ARİF TAKICI


Ver Baba Yiyelim

Güncel


Çocuğunuza hiç sorumluluk vermediğinizi, ama bunun yanı sıra abartılı harçlık verdiğinizi ve böylece onu tembelliğe ve gereksiz harcamaya alıştırdığınızı düşünün…  Beleşten geçinmeye alışan çocuğunuz bir gün başına ve başınıza bela olur değil mi?  

İşte biz toplum olarak şu anda tam da bu gerçekle karşı karşıyayız!  

Adam arazisini bırakıp şehre inmeyi yeğlemiş, ama her şey umduğu gibi gelişmiyor… Sonra, hem ekonomik, hem de sosyal sıkıntılar tavan yapıyor. En kestirme yoldan Kaymakamlık kanalından devlete ulaşıyor, ver baba yiyelim diyor.  Buda yetersiz gelirse başta Belediyeler olmak üzere sivil toplum kuruluşlarından yardım talep ediyor. 

      

Elbette devlet de,  diğer kurumlar ve vatandaşlar da gereken insanlara yardım etmelidir.  Komşusu açken tok yatan bizden değildir diyen merhamet Peygamberinin öğüdünü hayatına uyarlayan bir milletiz.  Ancak, bu manada ki sorunların sadece yardım verilerek Çözülemeyeceği de aşikâr. Tamam… Devlet de zaten sadece yardım vermiyor,  Kaymakamlıklar Valilikler nezdinde meslek edindirme kursları açıyor, yine KOSGEB kanalıyla vatandaşlarını özendiriyor müteşebbis olma kanalını zinde tutmaya çalışıyor. Fakat köydeki arazilerin boş bırakılması ve şehre inilmesi, sonrada her şey yolunda gitmeyip çeşitli sorunlarla karşılaşılması ve ilk adımda yardım talep edilmesi, ancak yardım talep edilenlerce herhangi bir katma değer üretilememesi, gibi olumsuz hususlar Devletin bu durumda ki kişileri müteşebbis yapma eyleminden daha at başı hızla önde ilerliyor.  

           

Geçtiğimiz günlerden birinde köydeki yerleşkesini bırakıp şehirde kiraladığı bir eve taşınan, ama türlü mağduriyetler yaşayan bir ablayla aramızda şu konuşma geçti: Çocuklar neredeler?
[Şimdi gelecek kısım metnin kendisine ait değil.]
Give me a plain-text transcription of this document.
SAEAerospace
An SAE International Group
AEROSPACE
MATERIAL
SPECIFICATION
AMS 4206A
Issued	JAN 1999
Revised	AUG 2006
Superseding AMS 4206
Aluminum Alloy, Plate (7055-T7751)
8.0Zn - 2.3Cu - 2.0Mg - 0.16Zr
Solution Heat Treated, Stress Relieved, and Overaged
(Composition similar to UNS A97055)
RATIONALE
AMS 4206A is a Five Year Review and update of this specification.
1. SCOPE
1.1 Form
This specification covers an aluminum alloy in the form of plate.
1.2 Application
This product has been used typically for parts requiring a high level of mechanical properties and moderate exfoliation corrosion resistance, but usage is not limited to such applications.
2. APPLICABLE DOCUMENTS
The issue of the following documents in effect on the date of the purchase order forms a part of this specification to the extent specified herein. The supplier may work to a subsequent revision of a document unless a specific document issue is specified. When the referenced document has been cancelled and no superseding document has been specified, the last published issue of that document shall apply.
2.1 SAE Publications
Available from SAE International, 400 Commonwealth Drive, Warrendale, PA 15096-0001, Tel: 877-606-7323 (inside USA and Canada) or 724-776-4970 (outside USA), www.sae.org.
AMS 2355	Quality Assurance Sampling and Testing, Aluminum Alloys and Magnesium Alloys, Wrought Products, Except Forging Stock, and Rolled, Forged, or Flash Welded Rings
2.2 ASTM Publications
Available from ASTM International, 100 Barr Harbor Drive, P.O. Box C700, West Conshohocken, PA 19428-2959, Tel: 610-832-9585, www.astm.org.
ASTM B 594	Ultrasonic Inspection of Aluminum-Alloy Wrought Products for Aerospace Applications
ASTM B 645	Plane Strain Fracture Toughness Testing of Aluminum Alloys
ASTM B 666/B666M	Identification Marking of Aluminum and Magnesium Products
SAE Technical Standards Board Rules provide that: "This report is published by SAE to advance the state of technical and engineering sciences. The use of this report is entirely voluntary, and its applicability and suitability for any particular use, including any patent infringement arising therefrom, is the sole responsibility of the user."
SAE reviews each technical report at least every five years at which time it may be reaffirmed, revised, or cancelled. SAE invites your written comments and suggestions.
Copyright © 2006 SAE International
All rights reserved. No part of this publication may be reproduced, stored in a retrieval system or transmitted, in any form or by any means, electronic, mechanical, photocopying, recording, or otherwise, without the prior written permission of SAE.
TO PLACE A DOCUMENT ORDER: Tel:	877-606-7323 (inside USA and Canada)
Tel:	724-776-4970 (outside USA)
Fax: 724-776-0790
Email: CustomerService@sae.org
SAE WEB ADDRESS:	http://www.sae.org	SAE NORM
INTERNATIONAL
Hepsi evli… Kimi İstanbul da çalışıyor, kimisi de Ünye de.   

Peki, sen köyde otursan, ineğin olsa, tavukların olsa, bağınla bahçenle uğraşsan, böylece hem masraflarında az olur, rahatça geçinip huzurlu da bir hayat yaşarsın, olmaz mı?  

Ahh ah,  gücüm yetmi, odun kesemik… Burda devlet kömürümüzü veri, sona urda hasta olsak hasteneye yetişemik, ne yapalım, çoluk çocuk urda olmınca biz de burya geldük işde.   

    

Bu iş böyle gitmez! Devlet de gitmeyeceğini biliyor zaten. Çok uzak değil, yakın bir zamanda köy kökenli sebze meyveleri bulamayacağız!  Biz işi böyle tembelliğe vuralım bakalım vurdumduymazlığımız nereye varacak!  Nereye varacağını bilmek için kâhin olmaya da gerek yok aslında.   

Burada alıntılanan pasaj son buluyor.